1 | Sting “Every Breath You Take” 

double meaning song
Here is a song I love bursting people’s bubbles with, since the sweet tenderness of the tune makes the song seem like it’s just another love song we can all snuggle up and croon to; however, if you look at the lyrics for even a moment you’ll realize there is something far more sinister afoot than your typical romance.
“Every breath you take
Every move you make
Every bond you break
Every step you take
I’ll be watching you
Oh can’t you see
You belong to me
How my poor heart aches
With every step you take”

As you can see from the above lyrics, this song is not about the simple joys of love but rather from the perspective of a possessive lover who must be vigilant, if not in control, of his (or her) lover’s actions.
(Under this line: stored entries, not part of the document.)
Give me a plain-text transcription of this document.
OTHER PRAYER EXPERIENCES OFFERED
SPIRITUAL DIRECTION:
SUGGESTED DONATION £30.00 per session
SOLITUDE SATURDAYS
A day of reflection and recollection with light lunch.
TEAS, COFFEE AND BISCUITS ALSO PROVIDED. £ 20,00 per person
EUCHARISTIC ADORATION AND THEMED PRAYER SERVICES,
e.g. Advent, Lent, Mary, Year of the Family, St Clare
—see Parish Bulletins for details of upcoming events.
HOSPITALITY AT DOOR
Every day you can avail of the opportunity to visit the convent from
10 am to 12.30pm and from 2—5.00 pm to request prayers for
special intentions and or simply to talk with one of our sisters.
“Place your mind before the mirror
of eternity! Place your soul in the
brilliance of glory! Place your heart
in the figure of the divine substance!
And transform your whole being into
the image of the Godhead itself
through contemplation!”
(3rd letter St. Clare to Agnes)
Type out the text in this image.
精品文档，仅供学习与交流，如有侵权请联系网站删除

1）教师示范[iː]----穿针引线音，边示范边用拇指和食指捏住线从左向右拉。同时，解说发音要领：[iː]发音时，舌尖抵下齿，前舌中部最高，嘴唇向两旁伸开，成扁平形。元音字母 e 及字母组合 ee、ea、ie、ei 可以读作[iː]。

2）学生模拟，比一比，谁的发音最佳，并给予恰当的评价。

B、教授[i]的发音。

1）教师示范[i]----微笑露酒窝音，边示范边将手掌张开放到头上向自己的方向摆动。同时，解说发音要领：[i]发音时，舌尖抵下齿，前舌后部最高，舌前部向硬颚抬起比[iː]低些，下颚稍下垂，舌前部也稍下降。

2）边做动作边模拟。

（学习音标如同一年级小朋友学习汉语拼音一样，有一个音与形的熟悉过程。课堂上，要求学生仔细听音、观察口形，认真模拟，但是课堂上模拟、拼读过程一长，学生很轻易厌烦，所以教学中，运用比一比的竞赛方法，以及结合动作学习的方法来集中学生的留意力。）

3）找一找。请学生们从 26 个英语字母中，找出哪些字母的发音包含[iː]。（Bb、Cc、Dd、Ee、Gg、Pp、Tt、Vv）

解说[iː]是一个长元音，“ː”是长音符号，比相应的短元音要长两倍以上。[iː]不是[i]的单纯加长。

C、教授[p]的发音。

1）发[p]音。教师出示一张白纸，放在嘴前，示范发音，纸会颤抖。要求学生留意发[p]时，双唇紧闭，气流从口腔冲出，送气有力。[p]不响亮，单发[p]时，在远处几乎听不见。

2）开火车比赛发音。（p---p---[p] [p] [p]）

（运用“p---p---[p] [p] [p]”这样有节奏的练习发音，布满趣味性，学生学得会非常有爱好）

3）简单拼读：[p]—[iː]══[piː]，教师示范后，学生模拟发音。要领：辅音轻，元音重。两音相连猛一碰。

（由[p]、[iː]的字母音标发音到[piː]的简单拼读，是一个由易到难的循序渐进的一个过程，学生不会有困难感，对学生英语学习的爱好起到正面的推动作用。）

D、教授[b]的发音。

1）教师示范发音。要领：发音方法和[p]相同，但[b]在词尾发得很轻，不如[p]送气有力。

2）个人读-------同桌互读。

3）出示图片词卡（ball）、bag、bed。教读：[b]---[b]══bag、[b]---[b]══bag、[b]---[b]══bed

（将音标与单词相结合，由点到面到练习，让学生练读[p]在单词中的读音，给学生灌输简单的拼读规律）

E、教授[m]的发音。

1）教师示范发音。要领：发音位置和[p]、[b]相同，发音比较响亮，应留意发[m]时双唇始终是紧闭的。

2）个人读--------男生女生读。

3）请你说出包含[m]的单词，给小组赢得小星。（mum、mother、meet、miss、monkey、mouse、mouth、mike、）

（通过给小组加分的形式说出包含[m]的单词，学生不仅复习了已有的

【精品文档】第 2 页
Down to the air they breathe.
And, in the off chance, you think I’m just using my fancy liberal arts degree to over analyze and destroy your favorite song, here’s what Sting, the songwriter himself, has to say about it from a BBC interview. “I think the song is very, very sinister and ugly and people have actually misinterpreted it as being a gentle, little love song.” He also claims when people tell him how much they love it, and used it as the main theme for theirwedding, he scoffs and says “Well, good luck.”

2| Phil Collins “In the Air Tonight”

double meaning song
“In the Air Tonight” stands alone as Phil Collins’ sole flirtation with being awesome.  It’s meaning varies wildly depending on who you’re talking to, but the most popular story behind the song, and the one awkwardly quoted by Eminem in the almost as popular “Stan,” goes like this: As a kid, Collins witnessed a tragic incident in which a man drowned as another man who could have helped stood by and did nothing. Later, presumably through some form of leprechaun magic, Phil tracked the no-good Samaritan down and arranged for him to be sitting in the front row of the concert where he debuted “In the Air Tonight,” singing the song directly to the man who sat uncomfortably under a spotlight.
On the VH1 Classic series “Classic Albums,” Collins explained that he made up the lyrics to “In the Air Tonight” in the studio, based on what he felt was appropriate for the vibe of the song. Yes, after all that, it turns out the song literally has less coherent meaning than “My Humps.”

3| Billy Idol’s “White Wedding”

double meaning song
Eddie Van Halen and Valerie Bertinelli played this song at their wedding, and since that is documented as a love match, we can imagine that even great guitarists fail to listen to the lyrics. If he had, it’d be pretty obvious to him how inappropriate that song was for such an occasion. But hey, it’s an awesome song, and their marriage is over now anyway.
“Hey little sister what have you done?
Hey little sister who’s the only one?
Hey little sister who’s your superman?
Hey little sister who’s the one you want?
Hey little sister shot gun!”

From the lyrics and video (which is awesome!), we get the notion that the speaker in the song (be it Billy himself or someone else), is watching someone he cares about being forced into marriage after he’s been gone away. “Shotgun!” is cried three times in the song, leading to the possibility that he killed himself or he killed the bride. Quite gruesome for a love song.

5| Dire Straits “Money For Nothing”

Probably best known for the repetitive chanting of “I want my MTV” by Sting, the song is often believed to be an anthem for the MTV generation.  In most MTV tribute montages you’ve seen throughout the years as the network fell deeper and deeper into a pop culture coma, producing nothing but flatulence and occasional blips of signs of life, this song serves as the soundtrack.
Told from the perspective of a blue collar worker, the song contains lyrics that discredit and dismiss the musicians and their ability such as “See the little faggot [a word which is used liberally and with absolutely no hesitation throughout the song, by the way, which according to the song writer is actually part of the 'point' of the character that sings the song] with the earring and the make-up” and comments on how their music “ain’t working”. Still, he laments their ability to get “money for nothing, and their chicks for free.” In the end, he decides that maybe he should learn how to play guitar.
This song is not so much a celebration of that scene, but it was a condemnation, then a hesitant joining of it which in of itself becomes insulting — since joining it requires no mind, talent or heart. Money for what the songwriter saw as quite literally “nothing”.